Protecting the environment is not an extravagance but rather essential. The COVID-19 crisis with its economic and social impacts has reminded us of events that countries were not adequately prepared to address. Rising environmental issues leave countries vulnerable to diseases and disasters. Countries should always take steps to address environmental issues. International trade agreements like the United States-Mexico-Canada Agreement (USMCA) environmental provisions- play an important role in this arena.

The implementation of USMCA is fast approaching as it will enter into force on July 1, 2020. In December of last year, the US House of Representatives approved the USMCA by an overwhelming margin of 385-41. On January 16, the Senate passed the agreement 89-10. The US notified other USMCA parties that it has completed its domestic procedures to implement the agreement- the final step necessary for the USMCA to enter into force.

The USMCA is a revision and replacement for the twenty-five-year-old North American Free Trade Agreement (NAFTA), a regional trade agreement that has generated billions of dollars’ worth of goods and services traded among the three nations. The new trilateral agreement assures that duty-free and quota-free trade within North America will continue for at least sixteen years.

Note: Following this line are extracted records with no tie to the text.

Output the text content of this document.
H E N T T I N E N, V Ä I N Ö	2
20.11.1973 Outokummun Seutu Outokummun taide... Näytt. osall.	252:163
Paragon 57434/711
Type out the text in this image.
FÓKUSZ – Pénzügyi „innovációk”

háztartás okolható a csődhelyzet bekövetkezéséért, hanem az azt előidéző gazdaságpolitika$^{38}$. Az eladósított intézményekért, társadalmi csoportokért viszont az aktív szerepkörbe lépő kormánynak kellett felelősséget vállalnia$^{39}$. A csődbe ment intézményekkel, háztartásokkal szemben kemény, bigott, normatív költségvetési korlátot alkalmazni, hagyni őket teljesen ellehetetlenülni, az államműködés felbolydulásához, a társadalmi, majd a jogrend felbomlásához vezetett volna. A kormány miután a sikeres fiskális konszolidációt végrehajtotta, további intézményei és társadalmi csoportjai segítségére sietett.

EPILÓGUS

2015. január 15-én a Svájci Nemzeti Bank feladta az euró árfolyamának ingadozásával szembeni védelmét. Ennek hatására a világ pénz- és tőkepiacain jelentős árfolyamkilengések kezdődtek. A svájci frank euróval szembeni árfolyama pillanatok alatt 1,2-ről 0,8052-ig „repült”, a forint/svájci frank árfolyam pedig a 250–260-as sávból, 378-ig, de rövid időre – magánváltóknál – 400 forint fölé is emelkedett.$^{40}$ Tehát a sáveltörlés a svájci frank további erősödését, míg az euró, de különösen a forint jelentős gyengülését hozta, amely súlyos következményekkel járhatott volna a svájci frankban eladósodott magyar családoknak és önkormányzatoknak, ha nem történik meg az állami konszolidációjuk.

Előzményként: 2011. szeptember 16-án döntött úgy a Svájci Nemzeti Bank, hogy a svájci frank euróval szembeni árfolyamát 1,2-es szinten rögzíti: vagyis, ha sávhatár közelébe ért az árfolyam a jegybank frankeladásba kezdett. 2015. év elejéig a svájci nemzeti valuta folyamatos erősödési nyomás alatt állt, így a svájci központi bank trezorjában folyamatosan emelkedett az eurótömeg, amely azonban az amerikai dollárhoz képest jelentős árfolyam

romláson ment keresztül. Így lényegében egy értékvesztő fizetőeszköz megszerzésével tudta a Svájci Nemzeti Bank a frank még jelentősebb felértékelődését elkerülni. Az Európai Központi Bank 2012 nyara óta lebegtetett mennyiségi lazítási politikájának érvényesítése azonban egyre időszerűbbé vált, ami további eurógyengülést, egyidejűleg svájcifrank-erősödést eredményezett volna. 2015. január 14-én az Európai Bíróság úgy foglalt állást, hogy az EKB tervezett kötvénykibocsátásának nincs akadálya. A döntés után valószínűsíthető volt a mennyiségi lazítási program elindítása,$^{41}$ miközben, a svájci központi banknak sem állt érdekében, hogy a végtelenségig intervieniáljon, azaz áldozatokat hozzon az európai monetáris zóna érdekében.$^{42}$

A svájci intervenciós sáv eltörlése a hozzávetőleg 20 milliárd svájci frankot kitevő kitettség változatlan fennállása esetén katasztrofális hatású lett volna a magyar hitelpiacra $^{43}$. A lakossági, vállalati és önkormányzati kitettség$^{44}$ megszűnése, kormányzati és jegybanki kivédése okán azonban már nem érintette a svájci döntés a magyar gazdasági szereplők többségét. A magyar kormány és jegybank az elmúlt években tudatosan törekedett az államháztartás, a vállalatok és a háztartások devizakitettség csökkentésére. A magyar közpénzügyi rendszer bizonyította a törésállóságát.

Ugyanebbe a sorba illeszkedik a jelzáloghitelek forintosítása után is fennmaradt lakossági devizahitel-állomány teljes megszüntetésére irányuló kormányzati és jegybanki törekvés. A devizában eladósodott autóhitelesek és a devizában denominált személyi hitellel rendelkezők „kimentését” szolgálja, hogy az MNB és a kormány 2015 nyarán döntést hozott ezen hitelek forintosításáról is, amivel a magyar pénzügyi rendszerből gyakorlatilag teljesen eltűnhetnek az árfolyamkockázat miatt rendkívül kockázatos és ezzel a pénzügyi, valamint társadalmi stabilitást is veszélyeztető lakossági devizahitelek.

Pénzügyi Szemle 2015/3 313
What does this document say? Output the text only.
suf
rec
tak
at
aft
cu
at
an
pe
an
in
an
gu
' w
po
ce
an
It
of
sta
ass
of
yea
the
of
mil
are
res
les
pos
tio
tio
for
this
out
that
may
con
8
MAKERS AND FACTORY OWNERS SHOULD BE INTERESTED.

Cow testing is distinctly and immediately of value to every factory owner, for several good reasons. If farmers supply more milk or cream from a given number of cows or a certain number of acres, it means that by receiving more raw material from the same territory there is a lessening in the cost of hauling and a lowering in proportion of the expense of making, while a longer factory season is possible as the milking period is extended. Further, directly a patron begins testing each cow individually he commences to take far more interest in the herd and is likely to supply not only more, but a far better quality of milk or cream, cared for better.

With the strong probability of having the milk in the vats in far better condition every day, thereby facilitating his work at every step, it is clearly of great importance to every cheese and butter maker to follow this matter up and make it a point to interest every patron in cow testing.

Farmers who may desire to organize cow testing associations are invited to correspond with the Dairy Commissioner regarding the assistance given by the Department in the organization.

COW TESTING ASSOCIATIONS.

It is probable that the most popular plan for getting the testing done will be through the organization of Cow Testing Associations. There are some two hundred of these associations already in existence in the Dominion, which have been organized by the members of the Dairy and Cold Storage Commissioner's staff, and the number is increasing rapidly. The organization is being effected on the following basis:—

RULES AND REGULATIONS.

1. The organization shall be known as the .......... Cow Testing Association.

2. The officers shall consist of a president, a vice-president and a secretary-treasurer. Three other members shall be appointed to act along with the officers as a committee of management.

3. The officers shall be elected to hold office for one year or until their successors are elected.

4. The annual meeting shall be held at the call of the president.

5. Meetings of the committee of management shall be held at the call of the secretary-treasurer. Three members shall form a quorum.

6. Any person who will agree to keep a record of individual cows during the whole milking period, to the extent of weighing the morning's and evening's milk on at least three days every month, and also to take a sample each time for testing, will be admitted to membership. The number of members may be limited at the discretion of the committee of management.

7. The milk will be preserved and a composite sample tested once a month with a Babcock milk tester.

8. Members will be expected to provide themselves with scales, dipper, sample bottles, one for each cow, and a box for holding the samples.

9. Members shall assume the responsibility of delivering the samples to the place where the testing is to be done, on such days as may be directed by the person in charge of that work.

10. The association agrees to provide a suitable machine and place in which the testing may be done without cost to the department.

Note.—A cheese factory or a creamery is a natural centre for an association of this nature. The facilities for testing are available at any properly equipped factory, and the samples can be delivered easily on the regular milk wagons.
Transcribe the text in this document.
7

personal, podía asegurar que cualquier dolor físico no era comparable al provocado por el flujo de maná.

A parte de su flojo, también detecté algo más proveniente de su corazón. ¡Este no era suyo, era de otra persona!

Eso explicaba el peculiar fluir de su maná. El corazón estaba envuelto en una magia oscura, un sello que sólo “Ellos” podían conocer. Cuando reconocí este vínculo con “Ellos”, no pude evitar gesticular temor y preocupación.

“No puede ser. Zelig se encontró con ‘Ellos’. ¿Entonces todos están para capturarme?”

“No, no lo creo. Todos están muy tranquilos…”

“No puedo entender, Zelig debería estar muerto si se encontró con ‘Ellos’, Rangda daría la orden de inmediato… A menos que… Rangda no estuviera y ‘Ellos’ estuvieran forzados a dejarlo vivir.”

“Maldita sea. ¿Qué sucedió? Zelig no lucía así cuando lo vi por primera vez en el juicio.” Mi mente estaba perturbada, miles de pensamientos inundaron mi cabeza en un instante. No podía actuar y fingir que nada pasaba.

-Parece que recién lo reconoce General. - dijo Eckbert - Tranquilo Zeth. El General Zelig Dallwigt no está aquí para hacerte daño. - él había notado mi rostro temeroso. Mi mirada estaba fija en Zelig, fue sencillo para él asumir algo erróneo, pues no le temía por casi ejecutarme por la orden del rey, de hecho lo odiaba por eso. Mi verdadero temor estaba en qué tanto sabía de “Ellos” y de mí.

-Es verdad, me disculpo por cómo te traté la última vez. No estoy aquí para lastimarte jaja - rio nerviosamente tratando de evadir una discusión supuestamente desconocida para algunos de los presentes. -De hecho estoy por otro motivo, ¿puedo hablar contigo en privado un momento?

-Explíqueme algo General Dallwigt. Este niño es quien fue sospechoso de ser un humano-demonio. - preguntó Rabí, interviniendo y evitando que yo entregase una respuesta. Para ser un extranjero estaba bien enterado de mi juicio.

The USMCA mostly follows NAFTA with the addition of new laws on intellectual property protection, the Internet, investment, state-owned enterprises, and currency. Noteworthy changes in key areas include incentives to make vehicles in North America and to open Canadian markets for American dairy farmers. In addition, provisions were added to identify and prevent labor violations, particularly in Mexico. These new provisions require more protections for workers and block the import of goods made with forced labor. The revised free trade agreement sets up an independent panel that can investigate factories accused of violating labor rights and stop shipments of that factory’s goods at the border. The USMCA also recognizes a broad range of environmental topics for trilateral cooperation and introduced a separate chapter on environmental protection.

Environmental Protection

When NAFTA came into effect in 1994, it was the first free trade agreement to link the environment with trade. After a series of negotiations, a parallel agreement on environmental cooperation, known as the North American Agreement on Environmental Cooperation (NAAEC) was signed by all parties to address the concerns of the environmental community. The USMCA makes significant changes and additions to further strengthen and modernize environmental provisions by integrating an environmental chapter, which includes core obligations for parties to maintain high levels of environmental protection and robust environmental governance, including commitments to enforce environmental laws and to promote transparency, accountability, and public participation. The Environmental Cooperation Agreement (ECA), a parallel agreement signed by the US, Canada, and Mexico, requires the retention of the Commission for Environmental Cooperation and its Montreal based Secretariat established under NAAEC. This paper will highlight some of the key provisions in USMCA dealing with environmental protection.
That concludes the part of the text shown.